Seit 18. Jänner wird in den städtischen Kindergärten, sowie an den 476 Schulstandorten der Stadt und den 40 Sonderschulen mittels Gurgeltest Jagd auf den Coronavirus gemacht - "Heute" berichtete. Am Sonntag zog Gesundheitsstadtrat Peter Hacker (SPÖ) eine erste Bilanz.
Und die schaut gut aus: In den Kindergärten der Stadt ließen sich bisher 4.098 Mitarbeiter überprüfen. Dabei wurden nur zehn Infektionen entdeckt, das entspricht einer Positivrate von lediglich 0,24 Prozent. 67 Proben sind bisher noch nicht ausgewertet.
Ein ähnliches Bild zeigt sich in den Schulstandorten der Stadt: Von 1.401 gezogenen Proben schlugen hier acht an, das entspricht einem Infektionsanteil innerhalb der Lehrerschaft von 0,57 Prozent. Für 44 Proben lag Sonntagvormittag noch kein Ergebnis vor.
Die Gurgeltests für das städtische Kindergarten- und Schulpersonal kann von den Mitarbeitern einmal wöchentlich zu Hause durchgeführt werden. Die nötigen Kits erhalten sie an ihrem Standort, wo auch die Proben gesammelt vom jeweiligen Arbeitsplatz abgeholt werden. Die Auswertung im Labor erfolgt nach der sicheren PCR-Methode. Die Teilnehmer bekommen das Ergebnis auf ihr Handy.

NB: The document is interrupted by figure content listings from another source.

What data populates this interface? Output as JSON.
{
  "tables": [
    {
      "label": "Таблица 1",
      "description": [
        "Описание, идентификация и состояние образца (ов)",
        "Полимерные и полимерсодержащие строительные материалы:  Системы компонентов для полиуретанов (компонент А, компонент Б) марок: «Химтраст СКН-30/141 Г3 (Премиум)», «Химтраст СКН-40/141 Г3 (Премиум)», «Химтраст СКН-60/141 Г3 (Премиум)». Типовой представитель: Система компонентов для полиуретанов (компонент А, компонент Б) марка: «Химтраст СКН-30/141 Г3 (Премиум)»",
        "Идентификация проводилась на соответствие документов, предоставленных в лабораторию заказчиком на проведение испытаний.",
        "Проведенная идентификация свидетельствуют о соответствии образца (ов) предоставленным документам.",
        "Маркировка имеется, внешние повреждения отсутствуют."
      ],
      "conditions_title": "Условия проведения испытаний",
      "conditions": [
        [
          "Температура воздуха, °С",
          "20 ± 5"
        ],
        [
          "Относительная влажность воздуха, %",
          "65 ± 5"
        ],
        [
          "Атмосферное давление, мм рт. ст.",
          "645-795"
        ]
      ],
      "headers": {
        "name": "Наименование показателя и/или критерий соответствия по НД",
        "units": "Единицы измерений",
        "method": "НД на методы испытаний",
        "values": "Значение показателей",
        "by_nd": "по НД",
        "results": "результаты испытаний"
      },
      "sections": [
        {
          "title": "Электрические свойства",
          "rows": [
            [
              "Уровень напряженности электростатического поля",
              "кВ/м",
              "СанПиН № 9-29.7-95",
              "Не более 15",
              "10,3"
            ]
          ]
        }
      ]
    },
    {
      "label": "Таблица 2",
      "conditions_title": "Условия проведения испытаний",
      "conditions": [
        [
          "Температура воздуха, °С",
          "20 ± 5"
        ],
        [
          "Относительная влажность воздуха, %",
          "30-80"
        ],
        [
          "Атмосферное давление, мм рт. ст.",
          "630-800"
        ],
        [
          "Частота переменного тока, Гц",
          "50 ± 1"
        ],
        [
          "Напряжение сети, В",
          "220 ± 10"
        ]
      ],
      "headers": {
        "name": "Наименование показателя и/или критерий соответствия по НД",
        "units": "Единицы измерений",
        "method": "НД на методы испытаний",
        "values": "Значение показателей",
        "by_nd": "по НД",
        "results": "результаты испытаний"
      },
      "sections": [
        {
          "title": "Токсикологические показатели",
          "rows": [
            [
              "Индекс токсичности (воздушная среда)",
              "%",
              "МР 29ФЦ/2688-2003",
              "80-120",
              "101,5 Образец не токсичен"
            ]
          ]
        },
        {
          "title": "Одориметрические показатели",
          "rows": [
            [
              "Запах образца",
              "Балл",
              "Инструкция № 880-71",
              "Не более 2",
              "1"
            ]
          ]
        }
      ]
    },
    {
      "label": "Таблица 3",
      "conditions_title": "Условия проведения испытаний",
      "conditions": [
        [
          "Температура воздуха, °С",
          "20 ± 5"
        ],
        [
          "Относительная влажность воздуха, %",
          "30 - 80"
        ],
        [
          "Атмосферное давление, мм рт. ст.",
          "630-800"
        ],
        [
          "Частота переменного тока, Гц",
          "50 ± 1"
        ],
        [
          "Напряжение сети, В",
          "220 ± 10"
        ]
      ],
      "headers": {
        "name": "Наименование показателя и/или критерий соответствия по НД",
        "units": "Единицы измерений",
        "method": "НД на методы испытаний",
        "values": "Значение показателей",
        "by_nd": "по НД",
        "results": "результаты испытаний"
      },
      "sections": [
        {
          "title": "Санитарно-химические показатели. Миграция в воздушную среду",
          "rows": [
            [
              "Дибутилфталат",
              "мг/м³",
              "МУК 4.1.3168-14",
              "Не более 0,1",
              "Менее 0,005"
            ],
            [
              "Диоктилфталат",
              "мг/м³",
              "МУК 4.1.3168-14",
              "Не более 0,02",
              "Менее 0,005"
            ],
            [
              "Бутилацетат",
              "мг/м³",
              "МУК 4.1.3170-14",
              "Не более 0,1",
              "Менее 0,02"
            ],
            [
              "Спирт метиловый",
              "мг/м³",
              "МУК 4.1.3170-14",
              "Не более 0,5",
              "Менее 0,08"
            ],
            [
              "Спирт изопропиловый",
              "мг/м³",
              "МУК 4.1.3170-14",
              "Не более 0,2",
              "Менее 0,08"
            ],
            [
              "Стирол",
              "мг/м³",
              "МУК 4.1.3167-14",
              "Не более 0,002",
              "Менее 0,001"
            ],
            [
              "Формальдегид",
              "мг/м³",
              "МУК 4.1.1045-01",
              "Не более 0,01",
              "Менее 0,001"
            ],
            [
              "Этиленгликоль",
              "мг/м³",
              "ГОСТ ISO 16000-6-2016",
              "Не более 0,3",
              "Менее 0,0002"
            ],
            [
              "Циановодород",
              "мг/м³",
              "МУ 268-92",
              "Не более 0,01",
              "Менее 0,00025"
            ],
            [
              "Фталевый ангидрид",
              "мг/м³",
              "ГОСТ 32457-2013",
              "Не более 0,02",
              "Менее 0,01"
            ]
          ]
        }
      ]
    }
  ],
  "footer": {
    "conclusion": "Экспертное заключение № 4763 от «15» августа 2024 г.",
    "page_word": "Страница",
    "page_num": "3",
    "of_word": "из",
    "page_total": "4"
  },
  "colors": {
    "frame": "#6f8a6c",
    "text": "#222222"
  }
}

Wie berichtet, wird die Gurgeltest-Aktion am Montag, den 25. Jänner, auch auf die rund 1.300 Privatkindergärten sowie Bundes- und Privatschulen in Wien ausgeweitet. Das Angebot kann nicht nur von Pädagogen, sondern auch von Betreuern, Verwaltungs- und Reinigungskräften sowie den Schulwarten in Anspruch genommen werden.